On 2020-07-01 03:39, Kraus, Sebastian wrote:
OK, thanks for the info. I wondered, because your patch did not show
up as a commit within upstream.
Your patch seems to do a good job - no more segfaults since a period of four days. :-)
I'm not a maintainer, just an enthusiastic user with a compiler... ;-)
I'm sure it'll get applied in the near future, as time permits.
I've found one other place that has insufficient locking but the race to hit it is fairly small. It's in the Kerberos machine principal cache when it refreshes the machine credentials.
These type of patches are always welcome. :-)
In the recent past, some of our scientific staff exprienced strange problems with Kerberos authentication against our NFSv4 file servers.
Maybe, the outages were in connection with this type of race condition. But, I do not know for sure as the authentication errors did happen on a rather sporadic basis.
The previous bug could also cause authentication issues without crashing
depending on load, timing, memory usage, malloc library, etc. This one
would only crop up during machine credentials refresh, which by default
is once every 24 hours. I've just posted a patch 'gssd: Fix locking for
machine principal list', the interesting part for backporting is around
line 447. It used to always strdup() even if cache name was the same.

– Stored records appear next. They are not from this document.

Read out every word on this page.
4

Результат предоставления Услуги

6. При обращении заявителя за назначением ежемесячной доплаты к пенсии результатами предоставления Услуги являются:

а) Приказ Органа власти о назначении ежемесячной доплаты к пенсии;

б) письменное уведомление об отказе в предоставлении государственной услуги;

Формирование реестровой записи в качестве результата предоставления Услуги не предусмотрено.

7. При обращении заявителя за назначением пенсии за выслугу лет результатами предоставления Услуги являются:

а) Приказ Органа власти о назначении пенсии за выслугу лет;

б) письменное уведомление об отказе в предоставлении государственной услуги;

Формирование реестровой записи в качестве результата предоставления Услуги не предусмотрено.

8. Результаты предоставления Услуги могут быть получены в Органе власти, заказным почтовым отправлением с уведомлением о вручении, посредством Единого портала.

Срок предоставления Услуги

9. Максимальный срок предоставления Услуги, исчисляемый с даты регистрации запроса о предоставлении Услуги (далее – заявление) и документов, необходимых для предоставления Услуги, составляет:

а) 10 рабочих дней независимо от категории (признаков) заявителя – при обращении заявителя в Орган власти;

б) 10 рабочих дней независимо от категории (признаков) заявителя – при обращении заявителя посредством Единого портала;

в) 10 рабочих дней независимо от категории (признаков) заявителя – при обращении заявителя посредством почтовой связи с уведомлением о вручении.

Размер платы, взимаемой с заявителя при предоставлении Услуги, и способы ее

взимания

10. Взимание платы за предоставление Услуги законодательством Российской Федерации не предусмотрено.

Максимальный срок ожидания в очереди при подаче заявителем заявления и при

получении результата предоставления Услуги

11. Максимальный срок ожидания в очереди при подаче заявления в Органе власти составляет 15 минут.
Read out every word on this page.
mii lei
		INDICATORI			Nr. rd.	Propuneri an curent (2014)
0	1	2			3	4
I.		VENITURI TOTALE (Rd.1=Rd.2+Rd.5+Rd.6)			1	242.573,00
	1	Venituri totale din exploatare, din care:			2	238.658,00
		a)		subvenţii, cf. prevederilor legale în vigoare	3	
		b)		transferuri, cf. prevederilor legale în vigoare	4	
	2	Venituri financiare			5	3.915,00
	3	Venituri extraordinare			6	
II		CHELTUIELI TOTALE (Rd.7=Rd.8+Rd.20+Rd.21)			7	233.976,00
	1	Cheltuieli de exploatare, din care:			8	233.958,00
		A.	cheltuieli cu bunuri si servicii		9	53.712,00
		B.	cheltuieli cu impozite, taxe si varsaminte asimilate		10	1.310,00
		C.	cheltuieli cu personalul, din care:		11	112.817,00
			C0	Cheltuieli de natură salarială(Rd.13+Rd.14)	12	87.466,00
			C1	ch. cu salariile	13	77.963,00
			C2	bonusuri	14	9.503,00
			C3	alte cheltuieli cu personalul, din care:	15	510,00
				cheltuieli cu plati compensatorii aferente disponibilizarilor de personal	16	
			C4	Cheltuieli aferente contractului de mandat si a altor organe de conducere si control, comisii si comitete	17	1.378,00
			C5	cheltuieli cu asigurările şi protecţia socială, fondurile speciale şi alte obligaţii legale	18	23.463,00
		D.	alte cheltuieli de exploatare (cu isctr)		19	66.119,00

I have a patch for that, but it's pretty invasive due to some other changes I'm currently working on. Let me know if you hit it, and I can work on a simple version to backport.
NFSv4+Kerberos is not for the faint-hearted. I do not fear of invasive patches - as long as they are not missing technical correctness. ;-)

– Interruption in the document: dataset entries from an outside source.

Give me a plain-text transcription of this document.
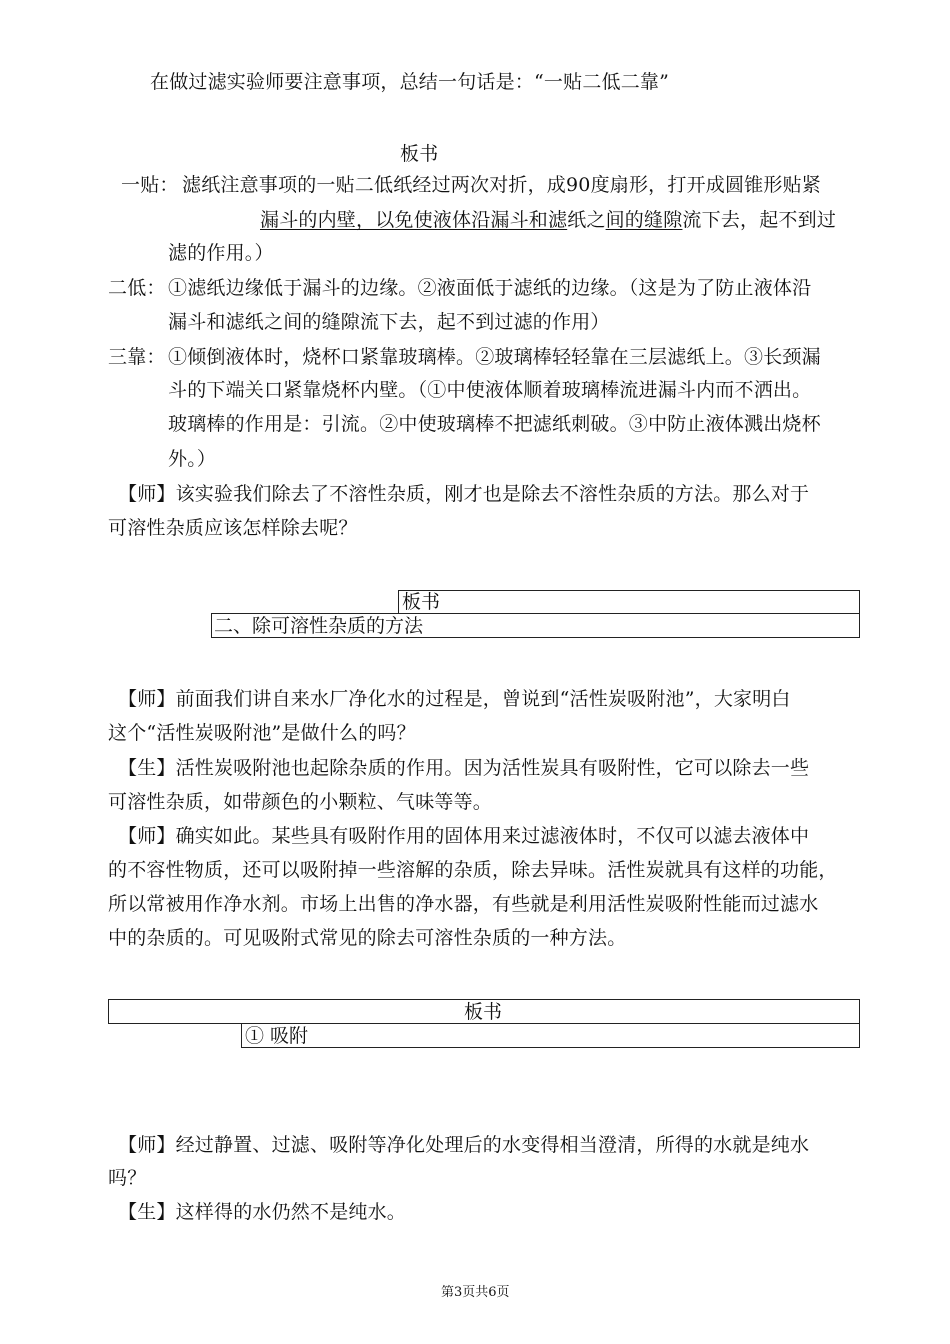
在做过滤实验师要注意事项，总结一句话是：“一贴二低二靠”
板书
一贴： 滤纸注意事项的一贴二低纸经过两次对折，成90度扇形，打开成圆锥形贴紧
漏斗的内壁，以免使液体沿漏斗和滤纸之间的缝隙流下去，起不到过
滤的作用。）
二低： ①滤纸边缘低于漏斗的边缘。②液面低于滤纸的边缘。（这是为了防止液体沿
漏斗和滤纸之间的缝隙流下去，起不到过滤的作用）
三靠： ①倾倒液体时，烧杯口紧靠玻璃棒。②玻璃棒轻轻靠在三层滤纸上。③长颈漏
斗的下端关口紧靠烧杯内壁。（①中使液体顺着玻璃棒流进漏斗内而不洒出。
玻璃棒的作用是：引流。②中使玻璃棒不把滤纸刺破。③中防止液体溅出烧杯
外。）
【师】该实验我们除去了不溶性杂质，刚才也是除去不溶性杂质的方法。那么对于
可溶性杂质应该怎样除去呢？
板书
二、除可溶性杂质的方法
【师】前面我们讲自来水厂净化水的过程是，曾说到“活性炭吸附池”，大家明白
这个“活性炭吸附池”是做什么的吗？
【生】活性炭吸附池也起除杂质的作用。因为活性炭具有吸附性，它可以除去一些
可溶性杂质，如带颜色的小颗粒、气味等等。
【师】确实如此。某些具有吸附作用的固体用来过滤液体时，不仅可以滤去液体中
的不容性物质，还可以吸附掉一些溶解的杂质，除去异味。活性炭就具有这样的功能，
所以常被用作净水剂。市场上出售的净水器，有些就是利用活性炭吸附性能而过滤水
中的杂质的。可见吸附式常见的除去可溶性杂质的一种方法。
板书
① 吸附
【师】经过静置、过滤、吸附等净化处理后的水变得相当澄清，所得的水就是纯水
吗？
【生】这样得的水仍然不是纯水。
第3页共6页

No guarantees... but I do try. ;-)
A question far apart from this:
How is it about the spread of NFSv4+Kerberos setups within academic community and commerical environments?
Are there, up to your knowledge, any bigger on-premise or cloud setups out there?
And are there any companies running dedicated NFSv4+Kerberos setups?
I really have no idea. I only run it on my home network of a few dozen
(old) machines. From what I've seen while googling
trying to figure out how the code base works, there are fair number of
users. There's also been a large amount of work in
recent years, which would point to something driving that.
Doug